Religious ritual also attended political action. Formal business at the Athenian assembly began with sacrifices, offerings, and prayers to purify the Pnyx where the citizens met (Hansen 1987: 90-91). Meetings of similar bodies in the Roman world, such as the senate at Rome or town councils throughout the empire, also began with prayers and the swearing of oaths (Ando 2000: 359-62; Talbert 1984: 224-25). Military action, given its risky nature, also involved religious rituals performed by generals on campaign. Xenophon’s celebrated account of the retreat of the 10,000 Greek mercenaries through Persian territory in 402 BC contains frequent references to sacrifices and the interpretation of dreams and omens. The Romans were no less assiduous. Before he captured the Etruscan city of Veii in 396 bc, the Roman commander Camillus performed the ceremony of evocatio, calling out the city’s tutelary deity Juno Regina and promising her a new temple in Rome, all in order to avert her wrath (Livy 5.21; cf. Macrob. Sat. 3.9). Other generals vowed temples to gods in return for success on the battlefield (Orlin 1997). Indeed, the traditional Roman procedure for declaring war was bound up with religious rituals performed by a priest, the fetialis, who also served as an envoy (Livy 1.32). If such rites were followed scrupulously, then the Romans could be sure of waging a just war, blessed by the gods (Brunt 1978).

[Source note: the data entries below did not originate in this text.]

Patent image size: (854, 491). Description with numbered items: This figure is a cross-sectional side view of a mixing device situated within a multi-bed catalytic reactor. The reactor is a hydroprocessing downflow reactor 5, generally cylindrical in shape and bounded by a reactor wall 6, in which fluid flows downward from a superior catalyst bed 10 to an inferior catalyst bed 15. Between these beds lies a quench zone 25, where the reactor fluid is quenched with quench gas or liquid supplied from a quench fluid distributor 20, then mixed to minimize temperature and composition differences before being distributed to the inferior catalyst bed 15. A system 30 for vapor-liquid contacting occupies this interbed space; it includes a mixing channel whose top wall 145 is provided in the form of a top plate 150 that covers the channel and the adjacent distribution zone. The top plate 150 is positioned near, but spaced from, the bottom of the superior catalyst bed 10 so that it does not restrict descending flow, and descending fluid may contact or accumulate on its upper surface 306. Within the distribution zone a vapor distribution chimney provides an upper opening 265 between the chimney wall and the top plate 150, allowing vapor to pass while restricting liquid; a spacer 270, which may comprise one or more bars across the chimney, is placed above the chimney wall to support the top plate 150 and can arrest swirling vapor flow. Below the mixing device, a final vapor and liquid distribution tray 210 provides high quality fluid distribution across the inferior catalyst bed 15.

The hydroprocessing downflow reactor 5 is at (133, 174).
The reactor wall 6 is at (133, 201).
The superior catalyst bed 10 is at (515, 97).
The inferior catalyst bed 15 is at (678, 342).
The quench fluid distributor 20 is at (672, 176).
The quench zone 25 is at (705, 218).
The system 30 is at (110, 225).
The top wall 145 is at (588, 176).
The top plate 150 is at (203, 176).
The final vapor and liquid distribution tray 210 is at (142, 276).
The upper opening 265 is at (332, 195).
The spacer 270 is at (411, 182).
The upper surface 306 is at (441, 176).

Such intersections between religion and politics reached their most apparently eccentric manifestation in the divine honors awarded to individuals, particularly Hellenistic kings and Roman emperors. Such cults have traditionally been dismissed, either as the most egregious example of the cynical manipulation of religion for political ends, or as examples of the degenerate character of traditional paganism under pernicious “oriental” influences (S. Price 1984: 17-19). There can be little doubt that ruler-cult helped to articulate power relationships between rulers and their subjects: an early, and spectacular, example is provided by the extraordinary festivities for the Macedonian king Demetrios Poliorketes at Athens in the late fourth century bc (A. Bell 2004: 99-107). Such honors, however, were often the willing reactions of subjects to their rulers, rather than impositions from above. The old model that portrays Roman emperor worship as an import from the East, for instance, is confounded by evidence from as early as the reigns of Augustus (27 bc to AD 14) and Tiberius (ad 14-37) for spontaneous cults in their honor in Italy and Spain (Suet. Aug. 59; Tac. Ann. 4.37-8). Furthermore, recent scholarship has suggested that ruler-worship may have been a straightforwardly organic development from within Greek and Roman religious systems. In the Greek world, the sharp distinctions between humans and gods were blurred by the existence of quasi-divine heroes, many of whom received cult honors: this included not only those, such as Herakles, who are known from mythology, but also those who founded communities such as the demes of Attica or the various colonial cities (Polignac 1995: 128-49; cf. Lefkowitz 2003: 30-41 on gods as ancestors). Meanwhile at Rome, the established tradition of worshipping the genius (divine essence) of the paterfamilias (head of the household) could easily be transferred to the potent figure of the emperor (Gradel 2002).